The Nest Learning Thermostat and its companion iPhone app are receiving up new updates soon, according to a post on the Nest blog. The updated app will get a full makeover, including easier access to certain settings and functions of the Nest thermostat. Also included in the new app is support for the Nest Protect smoke detector.
The app’s new interface will make it easier to check or set the status of your Nest thermostat.
Pretty much everything you need to know is there at first glance:
- The temperature outdoors, visible on the top left.
- The weather, now with animated clouds, shimmering blue skies or swirls of snow.
- A big button that lets you instantly switch between home and away. No more tilting your phone into landscape mode to set Away manually.
- The temperature you’ve set on your Nest Thermostat. If it’s not currently heating or cooling, the thermostat icon will be black. As heat or AC turns on, it’ll turn orange or blue.
- An icon representing all the Nest Protects in your home. If everything’s ok, you’ll see a green ring. If you’re getting a Heads-Up or Emergency Alarm, the ring will change color to yellow or red.
The update will also introduce new features for the Nest Protect:
- Every alarm in your home will be listed by room name, and you’ll be able to quickly scan to see if everything’s ok.
- You’ll see basic status—green, yellow or red—for both smoke and carbon monoxide.
- “Last update” indicates the last time your Nest Protect connected to Wi-Fi, reporting the status of its batteries and sensors. Assuming there’s no emergency, this happens every half hour in a wired Nest Protect and, to save power, every 24 hours in a battery-powered Nest Protect. If there’s a Heads-Up or an emergency, Nest Protect immediately connects to Wi-Fi to update its status and send you a message in the app.
- “Last manual test” refers to the last time you manually tested Nest Protect by pushing the Nest button. We recommend testing monthly—it can be a regular fire drill with your family.
- “Battery life” just tells you if you have to replace your batteries or not.
Finally, the thermostat itself will be getting a few enhancements via an automatic software update. The new software includes features such as “quiet time” mode, changes to its heating algorithm to help keep energy costs down during the winter, and more.
- Quiet Time is a brand new 4.0 feature that allows you to set times when noisy stand-alone humidifiers and dehumidifiers won’t turn on, regardless of the humidity. That can keep the house quiet in critical moments, like your kid’s afternoon nap.
- Heat Pump Balance is getting an upgrade, making Balanced and Comfort settings more efficient and using multiple stages of heat for pre-heating.
- Your Nest Thermostat is now smarter about when to switch between fuel types in dual-fuel systems in order to better protect your system and provide more consistent heating.

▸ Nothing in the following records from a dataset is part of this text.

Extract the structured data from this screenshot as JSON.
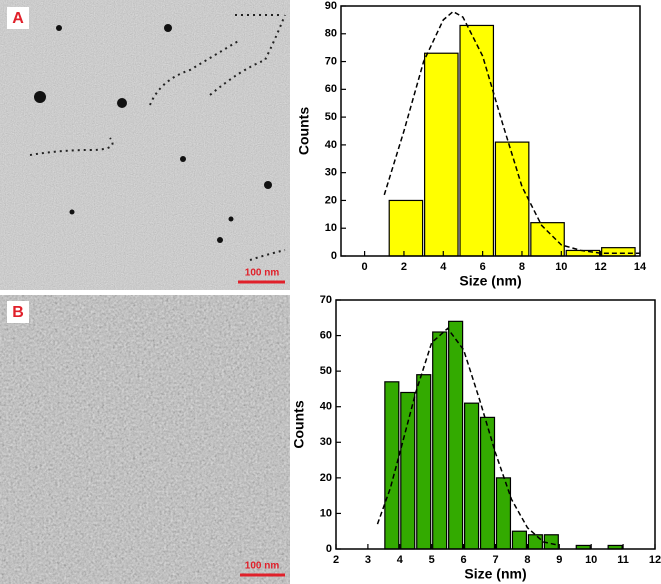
{
  "panels": [
    {
      "label": "A",
      "scale_bar": "100 nm"
    },
    {
      "label": "B",
      "scale_bar": "100 nm"
    }
  ],
  "chart_data": [
    {
      "type": "histogram",
      "x_label": "Size (nm)",
      "y_label": "Counts",
      "color": "#ffff00",
      "bins": [
        1.2,
        3,
        4.8,
        6.6,
        8.4,
        10.2,
        12,
        13.8
      ],
      "values": [
        20,
        73,
        83,
        41,
        12,
        2,
        3
      ],
      "xlim": [
        -1.2,
        14
      ],
      "xticks": [
        0,
        2,
        4,
        6,
        8,
        10,
        12,
        14
      ],
      "ylim": [
        0,
        90
      ],
      "yticks": [
        0,
        10,
        20,
        30,
        40,
        50,
        60,
        70,
        80,
        90
      ],
      "fit": {
        "x": [
          1,
          2,
          3,
          4,
          4.5,
          5,
          6,
          7,
          8,
          9,
          10,
          11,
          12,
          13,
          14
        ],
        "y": [
          22,
          45,
          70,
          85,
          88,
          86,
          72,
          48,
          25,
          11,
          4,
          2,
          1,
          1,
          1
        ]
      }
    },
    {
      "type": "histogram",
      "x_label": "Size (nm)",
      "y_label": "Counts",
      "color": "#33aa00",
      "bins": [
        3.5,
        4,
        4.5,
        5,
        5.5,
        6,
        6.5,
        7,
        7.5,
        8,
        8.5,
        9,
        9.5,
        10,
        10.5,
        11
      ],
      "values": [
        47,
        44,
        49,
        61,
        64,
        41,
        37,
        20,
        5,
        4,
        4,
        0,
        1,
        0,
        1
      ],
      "xlim": [
        2,
        12
      ],
      "xticks": [
        2,
        3,
        4,
        5,
        6,
        7,
        8,
        9,
        10,
        11,
        12
      ],
      "ylim": [
        0,
        70
      ],
      "yticks": [
        0,
        10,
        20,
        30,
        40,
        50,
        60,
        70
      ],
      "fit": {
        "x": [
          3.3,
          3.7,
          4,
          4.5,
          5,
          5.5,
          6,
          6.5,
          7,
          7.5,
          8,
          8.5,
          9
        ],
        "y": [
          7,
          17,
          27,
          44,
          58,
          62,
          56,
          42,
          27,
          14,
          6,
          2,
          1
        ]
      }
    }
  ]
}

- Your Nest Protect and Nest Thermostat can now connect to improve the Auto-Away algorithm and shut down your heating system if there’s a CO emergency.

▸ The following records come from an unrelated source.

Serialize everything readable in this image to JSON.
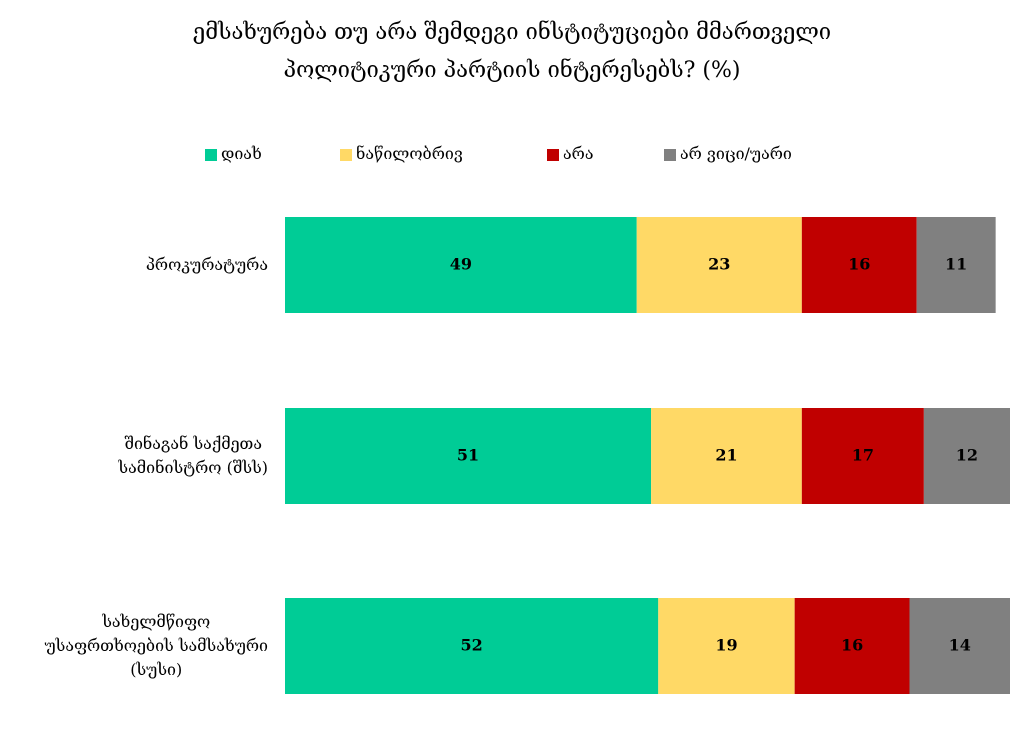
{
  "chart_data": {
    "type": "stacked-bar-horizontal",
    "title": "ემსახურება თუ არა შემდეგი ინსტიტუციები მმართველი\nპოლიტიკური პარტიის ინტერესებს? (%)",
    "categories": [
      "პროკურატურა",
      "შინაგან საქმეთა\nსამინისტრო (შსს)",
      "სახელმწიფო\nუსაფრთხოების სამსახური\n(სუსი)"
    ],
    "series": [
      {
        "name": "დიახ",
        "color": "#00cc96",
        "values": [
          49,
          51,
          52
        ]
      },
      {
        "name": "ნაწილობრივ",
        "color": "#ffd966",
        "values": [
          23,
          21,
          19
        ]
      },
      {
        "name": "არა",
        "color": "#c00000",
        "values": [
          16,
          17,
          16
        ]
      },
      {
        "name": "არ ვიცი/უარი",
        "color": "#808080",
        "values": [
          11,
          12,
          14
        ]
      }
    ],
    "legend": "top"
  }
}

The updated app will be rolling out in the iTunes Store in the next few days. The software update on the thermostat will be applied automatically.
FTC: We use income earning auto affiliate links. More.

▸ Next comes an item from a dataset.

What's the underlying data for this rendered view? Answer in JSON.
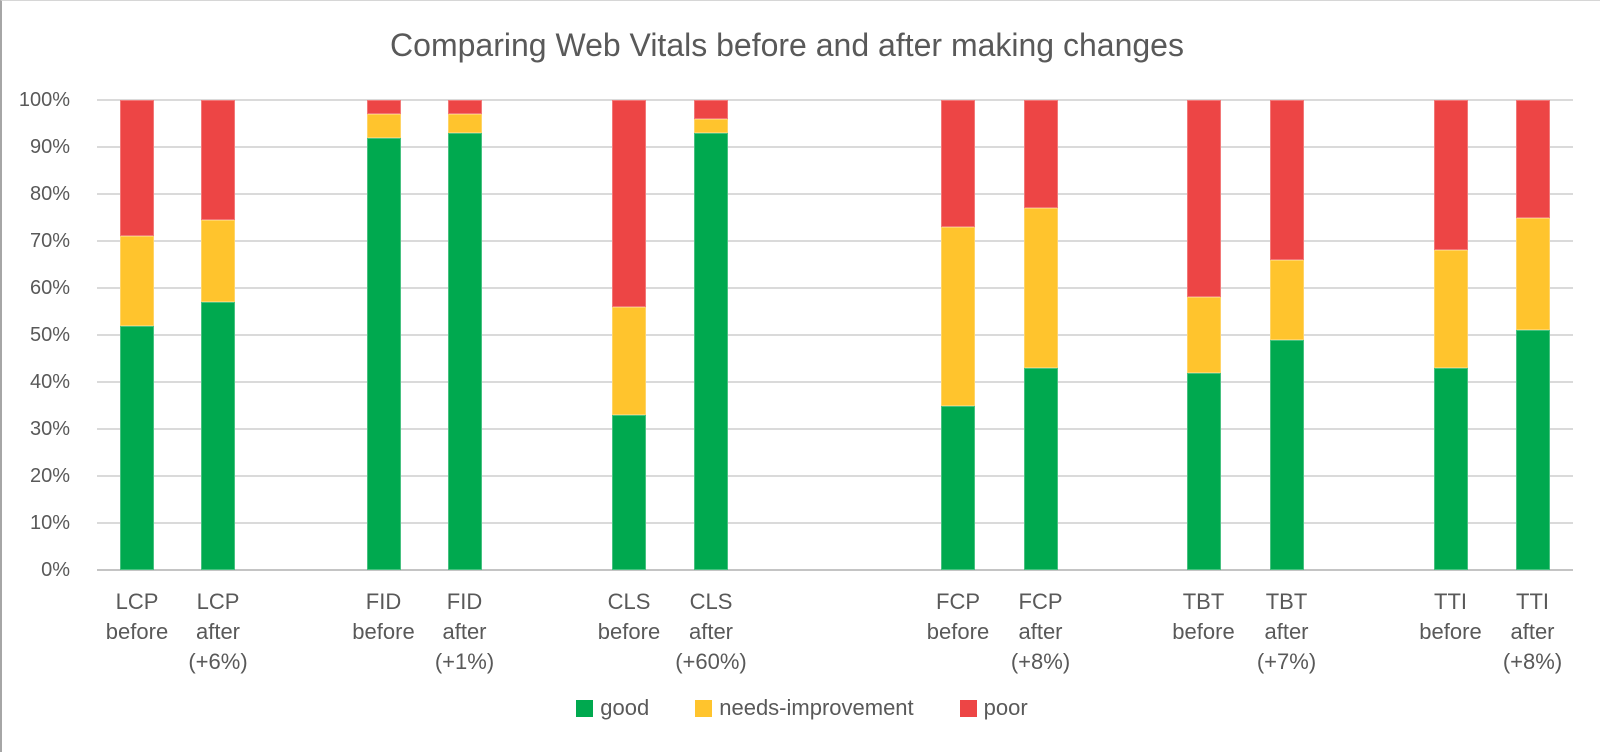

With the Nest thermostat, the “temperature outdoors” is somewhere in some zip code, not necessarily the weather at your home.
So I don’t see the ability to change the schedule or to see historic energy usage anymore.
Let me guess, UI inspired by Jony Ive…. causing issues with usability. Noooo, but it’s flat design without skeuomorphic elements, it must be right everyone just intuitively knows that a grey circle on a white screen means thermostat.
I really hope this lunacy against skeuomorphism stops, it really seems more of an attack on Forstall than anything else. SO WHAT, you didn’t like the guy we get it, but does everyone in the world have to be punished because of it!!!
In order to view the energy usage, schedule etc, just select thermostat and swipe to your left. I like the new app, but could have done a better job, showing people how to navigate it.